According to Baker Hughes, the number of oil and gas rigs drilling in the U.S. fell to 415 as of May 6 compared to 894 rigs a year ago.

The rig drops once again pulled the U.S. rig count down to its lowest level since Baker Hughes began tracking data in 1949.

The U.S. oil rig count dipped by four rigs to 328 last week, down from 668 rigs during the same period last year.

According to Reuters, the oil rig decline marks the lowest oil rig count since October 2009.

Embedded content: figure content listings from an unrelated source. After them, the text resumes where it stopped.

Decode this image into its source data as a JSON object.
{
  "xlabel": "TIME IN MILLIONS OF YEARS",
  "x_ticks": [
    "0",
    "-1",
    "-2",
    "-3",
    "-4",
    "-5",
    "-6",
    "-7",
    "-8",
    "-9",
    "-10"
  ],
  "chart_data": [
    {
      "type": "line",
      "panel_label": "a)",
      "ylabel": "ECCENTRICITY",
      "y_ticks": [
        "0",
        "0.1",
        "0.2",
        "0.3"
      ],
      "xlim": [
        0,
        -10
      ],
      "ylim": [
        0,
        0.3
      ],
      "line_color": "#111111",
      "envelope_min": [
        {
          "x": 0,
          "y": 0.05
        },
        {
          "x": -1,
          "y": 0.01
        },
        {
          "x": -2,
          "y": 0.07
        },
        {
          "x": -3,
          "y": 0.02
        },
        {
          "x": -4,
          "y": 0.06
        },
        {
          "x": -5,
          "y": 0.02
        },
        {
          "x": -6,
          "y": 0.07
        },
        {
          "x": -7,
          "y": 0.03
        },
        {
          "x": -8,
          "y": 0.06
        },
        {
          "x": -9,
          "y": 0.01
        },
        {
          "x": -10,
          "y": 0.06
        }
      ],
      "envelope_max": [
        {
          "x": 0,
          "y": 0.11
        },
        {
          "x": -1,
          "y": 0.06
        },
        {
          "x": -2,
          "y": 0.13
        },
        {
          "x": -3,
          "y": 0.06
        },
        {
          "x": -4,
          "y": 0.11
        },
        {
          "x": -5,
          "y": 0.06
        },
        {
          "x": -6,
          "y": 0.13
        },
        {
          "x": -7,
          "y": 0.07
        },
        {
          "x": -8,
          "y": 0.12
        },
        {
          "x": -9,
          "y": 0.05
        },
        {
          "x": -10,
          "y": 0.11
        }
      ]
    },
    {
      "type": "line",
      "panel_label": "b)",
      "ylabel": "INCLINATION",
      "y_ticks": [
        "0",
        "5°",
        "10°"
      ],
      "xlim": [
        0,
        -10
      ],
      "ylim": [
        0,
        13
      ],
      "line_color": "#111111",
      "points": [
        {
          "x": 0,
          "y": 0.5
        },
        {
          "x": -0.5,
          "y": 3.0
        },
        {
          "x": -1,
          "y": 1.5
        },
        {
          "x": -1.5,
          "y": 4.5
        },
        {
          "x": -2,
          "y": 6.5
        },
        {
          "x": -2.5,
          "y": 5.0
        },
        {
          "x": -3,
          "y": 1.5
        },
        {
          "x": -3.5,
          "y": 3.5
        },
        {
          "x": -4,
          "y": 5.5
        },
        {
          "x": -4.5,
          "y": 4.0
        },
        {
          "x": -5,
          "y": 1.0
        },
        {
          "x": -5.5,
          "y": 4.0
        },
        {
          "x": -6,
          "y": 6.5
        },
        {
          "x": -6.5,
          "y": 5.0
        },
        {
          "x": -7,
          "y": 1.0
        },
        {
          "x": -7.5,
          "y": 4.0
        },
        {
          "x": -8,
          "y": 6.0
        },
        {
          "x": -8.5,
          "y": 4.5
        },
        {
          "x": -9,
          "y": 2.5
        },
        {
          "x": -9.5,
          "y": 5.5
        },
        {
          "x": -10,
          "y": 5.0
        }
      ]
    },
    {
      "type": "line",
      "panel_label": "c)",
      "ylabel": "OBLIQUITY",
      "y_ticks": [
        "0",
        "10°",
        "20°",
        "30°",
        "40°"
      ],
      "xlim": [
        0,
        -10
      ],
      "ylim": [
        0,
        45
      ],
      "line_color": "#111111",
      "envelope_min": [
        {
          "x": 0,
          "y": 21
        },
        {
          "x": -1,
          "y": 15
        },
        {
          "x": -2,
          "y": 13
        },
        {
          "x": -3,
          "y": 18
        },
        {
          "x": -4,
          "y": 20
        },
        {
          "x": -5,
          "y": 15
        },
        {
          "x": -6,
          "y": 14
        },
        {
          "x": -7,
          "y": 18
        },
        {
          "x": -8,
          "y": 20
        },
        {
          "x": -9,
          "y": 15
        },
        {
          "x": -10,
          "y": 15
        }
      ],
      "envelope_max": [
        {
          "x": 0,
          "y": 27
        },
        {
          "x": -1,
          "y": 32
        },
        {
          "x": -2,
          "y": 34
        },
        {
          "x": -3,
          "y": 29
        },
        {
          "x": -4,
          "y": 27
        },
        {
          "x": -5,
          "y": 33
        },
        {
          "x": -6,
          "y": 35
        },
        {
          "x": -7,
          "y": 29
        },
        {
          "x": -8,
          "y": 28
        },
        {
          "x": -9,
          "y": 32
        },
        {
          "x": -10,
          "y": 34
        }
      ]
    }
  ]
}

The gas rig count slipped down by one rig to 86, a significant dip from the 221 gas rigs operating during the same week a year ago.

The horizontal rig count fell by two rigs to 44 rigs, down 50 percent from year ago levels, while the horizontal rig count tumbled by six down to 318 rigs.

The vertical rig count climbed to 53 rigs after gaining three rigs.

Drillers in Oklahoma dropped three rigs last week while Louisiana lost two rigs.

Alaska, Colorado, North Dakota and Ohio lost one rig a piece last week.

Texas added three rigs after a five rig gain in the Permian Basin helped offset a three rig loss in the Eagle Ford play.

Rig counts in Arkansas, California, Kansas, New Mexico, Pennsylvania, West Virginia and Wyoming held steady from last week.

The Mississippian Basin posted a two rig loss last week.

The DJ-Niobrara, Utica and Williston basins each lost one rig.

The Gulf of Mexico’s rig count ticked down by one to 23 rigs.

Canada’s rig count fell to 36 rigs after the country lost two gas rigs but gained one oil rig.